For the Sarus crane: conservation is No.1 on the agenda for this Maharashtra village
With a population of around 1,000 people, Parasvada village in Gondia district of Vidarbha in Maharashtra is much like other villages around it. But unlike the others, Parasvada has become a known name among ornithologists world over for its efforts in preserving the ecology of the region.
In fact, today, it is the only place in Maharashtra where Sarus crane is found.
Shailendra Hirankhede, the sarpanch of Parasvada says, “The conservation project has given a special identity to our village. People from across the country visit us as the project has taken our village on national level. Today, each and every person in the village, including the children is contributing to wetland and bird conservation.”
Making the difference
If one were to visit the village, they’d see paintings of birds, along with information about said bird, all along the walls instead of the usual anti-tobacco, family planning ads that are commonplace across the country.
Ask any child to identify a migratory bird for you, and he’ll likely tell you a lot more.

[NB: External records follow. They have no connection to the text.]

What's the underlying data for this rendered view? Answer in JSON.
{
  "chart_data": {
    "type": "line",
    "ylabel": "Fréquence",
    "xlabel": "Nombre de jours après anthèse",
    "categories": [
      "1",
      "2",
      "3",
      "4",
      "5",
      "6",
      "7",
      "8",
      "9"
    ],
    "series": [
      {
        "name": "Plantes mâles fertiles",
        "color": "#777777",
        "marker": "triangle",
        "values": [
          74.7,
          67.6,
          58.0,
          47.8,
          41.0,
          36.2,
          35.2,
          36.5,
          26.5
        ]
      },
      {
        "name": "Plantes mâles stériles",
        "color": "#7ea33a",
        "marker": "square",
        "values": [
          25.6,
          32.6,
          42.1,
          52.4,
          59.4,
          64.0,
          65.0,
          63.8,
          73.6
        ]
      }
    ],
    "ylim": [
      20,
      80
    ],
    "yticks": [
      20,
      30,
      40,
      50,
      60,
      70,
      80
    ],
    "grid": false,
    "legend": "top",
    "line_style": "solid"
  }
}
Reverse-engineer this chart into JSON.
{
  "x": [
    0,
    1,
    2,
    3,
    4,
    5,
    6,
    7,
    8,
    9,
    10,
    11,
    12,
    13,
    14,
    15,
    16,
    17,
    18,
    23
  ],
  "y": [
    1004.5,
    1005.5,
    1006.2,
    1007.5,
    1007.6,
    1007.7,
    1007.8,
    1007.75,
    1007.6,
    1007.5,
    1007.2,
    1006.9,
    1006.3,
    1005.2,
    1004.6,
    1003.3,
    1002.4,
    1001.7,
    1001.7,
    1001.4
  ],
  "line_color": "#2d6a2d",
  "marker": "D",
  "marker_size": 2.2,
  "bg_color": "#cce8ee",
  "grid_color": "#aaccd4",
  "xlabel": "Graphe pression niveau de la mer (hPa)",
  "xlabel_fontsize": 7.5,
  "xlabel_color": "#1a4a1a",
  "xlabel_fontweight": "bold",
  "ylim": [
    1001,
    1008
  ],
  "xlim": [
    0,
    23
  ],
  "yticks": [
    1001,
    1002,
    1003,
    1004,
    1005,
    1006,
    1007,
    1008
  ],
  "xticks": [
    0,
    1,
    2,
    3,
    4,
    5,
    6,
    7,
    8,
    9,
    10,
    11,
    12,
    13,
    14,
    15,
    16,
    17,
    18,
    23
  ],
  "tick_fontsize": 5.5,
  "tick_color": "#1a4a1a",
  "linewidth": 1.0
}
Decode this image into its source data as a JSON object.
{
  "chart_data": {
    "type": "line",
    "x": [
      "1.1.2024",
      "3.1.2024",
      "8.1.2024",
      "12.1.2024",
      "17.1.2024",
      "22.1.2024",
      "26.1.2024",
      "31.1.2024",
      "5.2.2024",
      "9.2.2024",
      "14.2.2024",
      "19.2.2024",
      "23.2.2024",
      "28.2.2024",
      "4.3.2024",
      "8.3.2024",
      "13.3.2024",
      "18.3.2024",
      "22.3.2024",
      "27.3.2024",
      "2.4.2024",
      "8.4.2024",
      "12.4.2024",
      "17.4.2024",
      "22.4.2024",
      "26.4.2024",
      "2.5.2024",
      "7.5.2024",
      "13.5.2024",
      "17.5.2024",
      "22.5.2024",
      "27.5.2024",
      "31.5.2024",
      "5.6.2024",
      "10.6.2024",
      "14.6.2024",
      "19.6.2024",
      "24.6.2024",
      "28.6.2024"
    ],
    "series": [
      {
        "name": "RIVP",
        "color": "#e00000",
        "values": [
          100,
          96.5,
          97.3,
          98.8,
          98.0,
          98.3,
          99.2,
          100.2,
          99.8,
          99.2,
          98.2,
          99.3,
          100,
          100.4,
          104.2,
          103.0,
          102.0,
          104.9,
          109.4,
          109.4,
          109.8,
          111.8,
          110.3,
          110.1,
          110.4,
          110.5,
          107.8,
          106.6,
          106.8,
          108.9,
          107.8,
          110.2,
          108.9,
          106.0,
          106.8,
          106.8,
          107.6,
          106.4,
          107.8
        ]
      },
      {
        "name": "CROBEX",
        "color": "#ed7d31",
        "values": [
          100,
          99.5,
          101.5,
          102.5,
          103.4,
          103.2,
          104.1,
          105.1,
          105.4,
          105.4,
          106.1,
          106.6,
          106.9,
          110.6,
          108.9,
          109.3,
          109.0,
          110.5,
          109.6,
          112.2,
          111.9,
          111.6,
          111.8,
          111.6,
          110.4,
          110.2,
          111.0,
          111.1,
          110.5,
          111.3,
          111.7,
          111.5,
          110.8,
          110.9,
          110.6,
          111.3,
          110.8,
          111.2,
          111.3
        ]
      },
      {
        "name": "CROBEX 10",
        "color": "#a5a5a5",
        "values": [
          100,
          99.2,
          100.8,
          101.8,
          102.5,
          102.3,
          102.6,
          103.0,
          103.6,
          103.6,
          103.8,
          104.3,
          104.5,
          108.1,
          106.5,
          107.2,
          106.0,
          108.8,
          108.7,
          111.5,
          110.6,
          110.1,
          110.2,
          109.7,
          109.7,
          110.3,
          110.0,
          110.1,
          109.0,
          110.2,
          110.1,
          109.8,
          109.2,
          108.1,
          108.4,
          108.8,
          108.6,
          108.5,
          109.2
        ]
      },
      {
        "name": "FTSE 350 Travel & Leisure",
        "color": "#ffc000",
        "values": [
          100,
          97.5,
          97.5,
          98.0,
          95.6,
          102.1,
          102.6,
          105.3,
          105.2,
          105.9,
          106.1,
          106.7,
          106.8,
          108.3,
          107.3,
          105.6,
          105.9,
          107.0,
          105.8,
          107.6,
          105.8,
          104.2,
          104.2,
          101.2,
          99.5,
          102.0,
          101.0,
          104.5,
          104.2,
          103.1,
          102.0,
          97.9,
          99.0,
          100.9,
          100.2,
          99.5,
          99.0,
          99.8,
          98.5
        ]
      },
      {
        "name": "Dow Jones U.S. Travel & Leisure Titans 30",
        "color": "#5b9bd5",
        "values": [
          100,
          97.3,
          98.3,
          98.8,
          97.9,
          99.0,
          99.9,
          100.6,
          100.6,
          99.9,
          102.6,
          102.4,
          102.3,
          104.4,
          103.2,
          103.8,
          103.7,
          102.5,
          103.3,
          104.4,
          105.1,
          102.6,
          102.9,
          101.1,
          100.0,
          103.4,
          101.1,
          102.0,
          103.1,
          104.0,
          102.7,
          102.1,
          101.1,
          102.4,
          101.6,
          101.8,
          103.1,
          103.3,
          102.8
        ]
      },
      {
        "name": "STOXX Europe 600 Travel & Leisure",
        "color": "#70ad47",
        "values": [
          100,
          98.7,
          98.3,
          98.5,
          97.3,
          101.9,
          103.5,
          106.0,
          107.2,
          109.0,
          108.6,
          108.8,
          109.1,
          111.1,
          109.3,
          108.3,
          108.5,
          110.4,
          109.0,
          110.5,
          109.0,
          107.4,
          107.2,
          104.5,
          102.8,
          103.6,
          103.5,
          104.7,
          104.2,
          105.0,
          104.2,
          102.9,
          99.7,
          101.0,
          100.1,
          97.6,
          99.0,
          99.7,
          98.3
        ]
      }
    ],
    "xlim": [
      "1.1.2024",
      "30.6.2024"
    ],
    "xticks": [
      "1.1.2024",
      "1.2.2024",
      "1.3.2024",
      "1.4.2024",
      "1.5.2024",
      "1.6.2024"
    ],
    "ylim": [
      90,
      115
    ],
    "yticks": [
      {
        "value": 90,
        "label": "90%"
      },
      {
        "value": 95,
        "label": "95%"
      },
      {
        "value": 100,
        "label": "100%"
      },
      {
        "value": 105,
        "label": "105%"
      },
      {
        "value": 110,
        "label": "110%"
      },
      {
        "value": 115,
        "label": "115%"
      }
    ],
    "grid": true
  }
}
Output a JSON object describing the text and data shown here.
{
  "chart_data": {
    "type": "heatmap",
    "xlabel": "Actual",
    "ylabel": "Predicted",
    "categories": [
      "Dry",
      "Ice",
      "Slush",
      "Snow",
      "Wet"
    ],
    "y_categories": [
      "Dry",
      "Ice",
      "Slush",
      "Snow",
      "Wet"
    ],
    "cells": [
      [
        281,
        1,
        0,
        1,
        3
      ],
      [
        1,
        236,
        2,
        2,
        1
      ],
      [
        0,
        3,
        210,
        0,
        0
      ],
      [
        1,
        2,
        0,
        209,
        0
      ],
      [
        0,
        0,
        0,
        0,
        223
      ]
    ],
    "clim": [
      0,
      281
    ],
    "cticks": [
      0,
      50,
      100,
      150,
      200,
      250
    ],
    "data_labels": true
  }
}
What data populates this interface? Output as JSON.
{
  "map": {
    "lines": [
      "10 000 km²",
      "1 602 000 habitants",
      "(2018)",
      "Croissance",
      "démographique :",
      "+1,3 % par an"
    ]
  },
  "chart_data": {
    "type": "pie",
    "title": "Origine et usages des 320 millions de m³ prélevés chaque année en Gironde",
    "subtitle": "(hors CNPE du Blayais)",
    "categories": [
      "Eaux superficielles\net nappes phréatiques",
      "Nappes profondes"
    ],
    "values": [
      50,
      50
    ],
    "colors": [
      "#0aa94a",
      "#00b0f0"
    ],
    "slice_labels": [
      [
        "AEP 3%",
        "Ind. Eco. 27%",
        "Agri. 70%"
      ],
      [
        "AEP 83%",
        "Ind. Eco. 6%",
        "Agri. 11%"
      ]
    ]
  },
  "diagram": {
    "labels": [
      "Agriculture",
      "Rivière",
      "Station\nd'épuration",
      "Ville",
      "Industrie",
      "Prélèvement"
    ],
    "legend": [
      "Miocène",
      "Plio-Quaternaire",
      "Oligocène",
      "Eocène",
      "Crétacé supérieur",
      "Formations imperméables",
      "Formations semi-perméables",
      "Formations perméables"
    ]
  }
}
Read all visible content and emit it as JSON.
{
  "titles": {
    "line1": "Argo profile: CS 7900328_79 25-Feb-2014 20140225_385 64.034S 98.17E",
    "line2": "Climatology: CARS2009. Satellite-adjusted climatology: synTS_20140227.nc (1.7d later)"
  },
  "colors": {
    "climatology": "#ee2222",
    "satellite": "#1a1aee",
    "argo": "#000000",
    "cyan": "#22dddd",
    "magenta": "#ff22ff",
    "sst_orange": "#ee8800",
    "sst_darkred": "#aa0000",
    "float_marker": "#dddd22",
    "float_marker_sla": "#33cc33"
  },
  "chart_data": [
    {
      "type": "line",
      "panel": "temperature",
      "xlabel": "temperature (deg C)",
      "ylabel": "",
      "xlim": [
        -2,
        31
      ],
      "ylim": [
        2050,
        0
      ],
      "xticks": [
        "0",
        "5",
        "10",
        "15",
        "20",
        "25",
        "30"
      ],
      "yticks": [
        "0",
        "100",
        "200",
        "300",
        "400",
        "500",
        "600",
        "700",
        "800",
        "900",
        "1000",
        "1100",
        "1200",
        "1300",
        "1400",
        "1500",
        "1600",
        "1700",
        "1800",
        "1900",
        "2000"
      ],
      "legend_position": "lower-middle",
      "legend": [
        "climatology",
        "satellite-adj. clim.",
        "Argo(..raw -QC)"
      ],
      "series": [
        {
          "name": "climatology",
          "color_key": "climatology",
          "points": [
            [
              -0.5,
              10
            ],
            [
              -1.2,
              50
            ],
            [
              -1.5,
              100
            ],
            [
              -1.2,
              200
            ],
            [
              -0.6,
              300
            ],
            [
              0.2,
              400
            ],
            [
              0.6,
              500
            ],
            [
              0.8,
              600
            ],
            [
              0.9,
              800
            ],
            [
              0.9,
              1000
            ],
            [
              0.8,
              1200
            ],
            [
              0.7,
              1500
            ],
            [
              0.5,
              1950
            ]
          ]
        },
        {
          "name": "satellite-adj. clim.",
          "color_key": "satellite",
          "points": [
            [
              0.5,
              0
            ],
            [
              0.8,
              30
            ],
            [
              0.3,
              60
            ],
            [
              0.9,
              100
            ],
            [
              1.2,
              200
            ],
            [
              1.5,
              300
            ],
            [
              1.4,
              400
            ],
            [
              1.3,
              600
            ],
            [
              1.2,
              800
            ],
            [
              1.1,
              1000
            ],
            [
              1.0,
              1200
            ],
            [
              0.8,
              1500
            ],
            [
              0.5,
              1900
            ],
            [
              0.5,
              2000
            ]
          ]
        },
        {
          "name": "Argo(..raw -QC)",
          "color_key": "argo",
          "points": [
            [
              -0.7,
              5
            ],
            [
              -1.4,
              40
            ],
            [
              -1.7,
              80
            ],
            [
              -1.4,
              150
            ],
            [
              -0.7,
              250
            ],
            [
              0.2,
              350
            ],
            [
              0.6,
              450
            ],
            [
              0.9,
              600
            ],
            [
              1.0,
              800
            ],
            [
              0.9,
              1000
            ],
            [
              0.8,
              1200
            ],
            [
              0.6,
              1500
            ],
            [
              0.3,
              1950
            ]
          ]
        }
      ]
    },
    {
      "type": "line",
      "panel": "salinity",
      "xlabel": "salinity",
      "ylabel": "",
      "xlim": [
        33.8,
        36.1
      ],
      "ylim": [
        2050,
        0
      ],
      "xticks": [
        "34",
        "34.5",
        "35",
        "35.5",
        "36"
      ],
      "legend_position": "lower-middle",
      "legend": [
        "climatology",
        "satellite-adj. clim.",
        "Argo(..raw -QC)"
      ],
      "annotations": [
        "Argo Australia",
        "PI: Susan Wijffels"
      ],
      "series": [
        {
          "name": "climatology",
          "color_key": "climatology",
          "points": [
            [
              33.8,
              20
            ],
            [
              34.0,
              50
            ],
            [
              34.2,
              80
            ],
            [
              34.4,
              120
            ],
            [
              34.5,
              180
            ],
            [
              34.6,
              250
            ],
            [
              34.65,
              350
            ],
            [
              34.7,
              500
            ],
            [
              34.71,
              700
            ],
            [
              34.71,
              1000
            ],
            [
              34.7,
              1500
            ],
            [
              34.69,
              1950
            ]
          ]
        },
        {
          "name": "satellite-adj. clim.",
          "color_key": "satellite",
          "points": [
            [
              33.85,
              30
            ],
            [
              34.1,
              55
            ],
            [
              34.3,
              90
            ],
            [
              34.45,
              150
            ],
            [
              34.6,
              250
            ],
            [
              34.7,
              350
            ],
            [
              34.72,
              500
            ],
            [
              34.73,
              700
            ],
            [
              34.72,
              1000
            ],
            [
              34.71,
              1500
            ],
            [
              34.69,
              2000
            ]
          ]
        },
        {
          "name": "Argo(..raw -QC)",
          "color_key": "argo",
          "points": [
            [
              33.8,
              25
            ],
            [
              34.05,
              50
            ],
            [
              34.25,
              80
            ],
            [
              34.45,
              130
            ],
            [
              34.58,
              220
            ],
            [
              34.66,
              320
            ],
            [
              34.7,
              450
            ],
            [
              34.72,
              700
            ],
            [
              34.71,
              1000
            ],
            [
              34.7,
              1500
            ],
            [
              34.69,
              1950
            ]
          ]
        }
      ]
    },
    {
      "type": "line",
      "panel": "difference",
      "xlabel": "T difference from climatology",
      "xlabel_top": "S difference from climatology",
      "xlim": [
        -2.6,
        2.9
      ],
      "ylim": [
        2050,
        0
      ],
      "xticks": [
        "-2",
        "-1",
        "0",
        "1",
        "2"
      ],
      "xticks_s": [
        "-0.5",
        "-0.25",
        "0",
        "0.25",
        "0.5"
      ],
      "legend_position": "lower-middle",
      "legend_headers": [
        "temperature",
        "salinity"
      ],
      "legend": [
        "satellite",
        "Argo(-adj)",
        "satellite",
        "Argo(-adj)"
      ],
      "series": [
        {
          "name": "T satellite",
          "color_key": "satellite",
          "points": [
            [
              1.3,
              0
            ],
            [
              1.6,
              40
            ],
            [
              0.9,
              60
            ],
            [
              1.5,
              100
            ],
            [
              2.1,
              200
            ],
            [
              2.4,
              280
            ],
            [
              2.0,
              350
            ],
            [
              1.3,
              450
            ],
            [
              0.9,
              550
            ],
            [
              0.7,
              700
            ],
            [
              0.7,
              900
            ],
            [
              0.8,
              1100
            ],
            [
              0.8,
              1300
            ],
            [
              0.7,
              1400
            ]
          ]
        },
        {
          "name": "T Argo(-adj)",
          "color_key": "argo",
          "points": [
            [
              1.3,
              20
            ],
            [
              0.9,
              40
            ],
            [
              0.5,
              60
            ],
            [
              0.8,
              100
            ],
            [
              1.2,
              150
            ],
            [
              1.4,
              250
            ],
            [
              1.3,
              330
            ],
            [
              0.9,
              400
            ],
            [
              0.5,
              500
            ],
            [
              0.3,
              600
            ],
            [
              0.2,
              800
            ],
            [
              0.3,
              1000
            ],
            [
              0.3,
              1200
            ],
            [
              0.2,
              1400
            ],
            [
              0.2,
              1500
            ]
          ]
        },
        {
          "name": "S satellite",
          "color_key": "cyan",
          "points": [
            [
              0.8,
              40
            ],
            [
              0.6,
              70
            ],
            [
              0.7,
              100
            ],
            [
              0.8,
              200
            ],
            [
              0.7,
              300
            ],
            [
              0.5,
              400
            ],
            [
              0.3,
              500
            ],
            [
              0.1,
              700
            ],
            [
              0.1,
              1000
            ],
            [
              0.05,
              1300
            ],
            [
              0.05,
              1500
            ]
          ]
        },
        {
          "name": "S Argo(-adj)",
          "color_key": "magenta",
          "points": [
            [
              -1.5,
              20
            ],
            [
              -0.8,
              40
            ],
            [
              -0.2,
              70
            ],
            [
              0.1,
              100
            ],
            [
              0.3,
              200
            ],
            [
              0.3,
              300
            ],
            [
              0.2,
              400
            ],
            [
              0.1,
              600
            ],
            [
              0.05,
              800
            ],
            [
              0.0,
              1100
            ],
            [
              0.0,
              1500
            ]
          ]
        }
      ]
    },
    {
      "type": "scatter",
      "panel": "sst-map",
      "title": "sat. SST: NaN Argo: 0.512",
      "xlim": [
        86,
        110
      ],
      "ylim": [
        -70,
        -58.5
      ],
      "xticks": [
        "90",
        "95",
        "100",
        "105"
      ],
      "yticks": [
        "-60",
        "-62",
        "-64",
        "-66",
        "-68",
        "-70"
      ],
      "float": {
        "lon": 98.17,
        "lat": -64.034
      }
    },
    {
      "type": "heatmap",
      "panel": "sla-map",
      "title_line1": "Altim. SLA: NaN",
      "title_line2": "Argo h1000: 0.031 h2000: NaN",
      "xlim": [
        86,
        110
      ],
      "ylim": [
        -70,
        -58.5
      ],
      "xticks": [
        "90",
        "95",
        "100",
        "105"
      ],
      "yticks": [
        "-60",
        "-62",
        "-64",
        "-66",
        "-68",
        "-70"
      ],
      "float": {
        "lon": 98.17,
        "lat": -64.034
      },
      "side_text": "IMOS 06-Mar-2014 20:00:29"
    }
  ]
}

But four years ago, this was not the way of the village. When Savan Bahekar, an avid birder and Honorary Wildlife Warden of Gondia district, decided to btry restoring Parasvada lake to help conserve the birds population visiting the lake in 2011, the villagers were not very receptive.
“I have been visiting Parasvada and adjoining lakes in the area since 2005 and my friends and I have been monitoring birds there since then. In 2011, we decided to take up wetland and bird conservation at Parasvada. After some initial reluctance, the villagers joined in and have transformed the Parasvada lake into a world class wetland and bird conservation site,” says Bahekar.
A diminished habitat
According to Bahekar, there used be thousands of winged visitors 10 years ago, but the number reduced drastically over time. “There used to be around 10 Sarus cranes at the lake; later that dropped to one or two due to environment destruction. The situation was deteriorating fast and needed urgent intervention to revive the ecosystem.”
Lakes and birds are crucial for the ecosystem in Gondia district. Since it is a paddy growing area, lakes play a vital role in agriculture.
Bahekar, with the help of the villagers and his associates at Sustaining Environment & Wildlife Assemblage undertook biodiversity conservation at Parasvada, compiled the data about birds, aquatic plants and fishes in the lakes. They identified invasive species of aquatic plants and started their scientific eradication.
“Even while eradicating the invasive species, we have to be highly careful. Over the years, birds have adapted to the invasive species. Hence, a portion of it needs to be spared for nesting,” Bahekar said.
Apart from invasive plants, the water bodies in the region faced another major problem. “The government had allotted fishing contracts to various organisations. They brought in exotic species for financial gains. The exotic species were proving dangerous for the birds visiting the area. We decided to create pressure from the villagers to ban exotic fish species from being bred in the lakes and ponds around Parasvada,” Bahekar said.
It was easier than said. It took a great deal of effort to get everyone to stand up against the use of exotic fish.
“Though they earned a lot of money for the contractor, we realised exotic fish species were harming the lakes and the birds,” says Gabbulal Hanvate, member of the Biodiversity Conservation Committee at Parasvada.
A rejuvenated ecosystem
Native plant species that had become near extinct or extinct in the area were re-introduced and lakes rejuvenated over time. “We took up restoration of three lakes at Parasvada, Amgaon and Lohara in Gondia district. Parasvada and Lohara are completely restored now,” Bahekar says.
“The Sarus crane is an indicator of a healthy ecosystem. The bird thrives only in non-polluted lakes and helps the paddy crop as well. We have recorded 37 cranes around Parasvada lake. Of these, 11 are regularly seen,” says Shriram Rahangdale, another member of the village’s Biodiversity Conservation Committee.
Encouraged by the results, Bahekar and his team have decided to restore 50 lakes in the district. “A formal proposal for restoration of 22 lakes has already been sent to forest and civic authorities. The work of these lakes will start soon,” he says.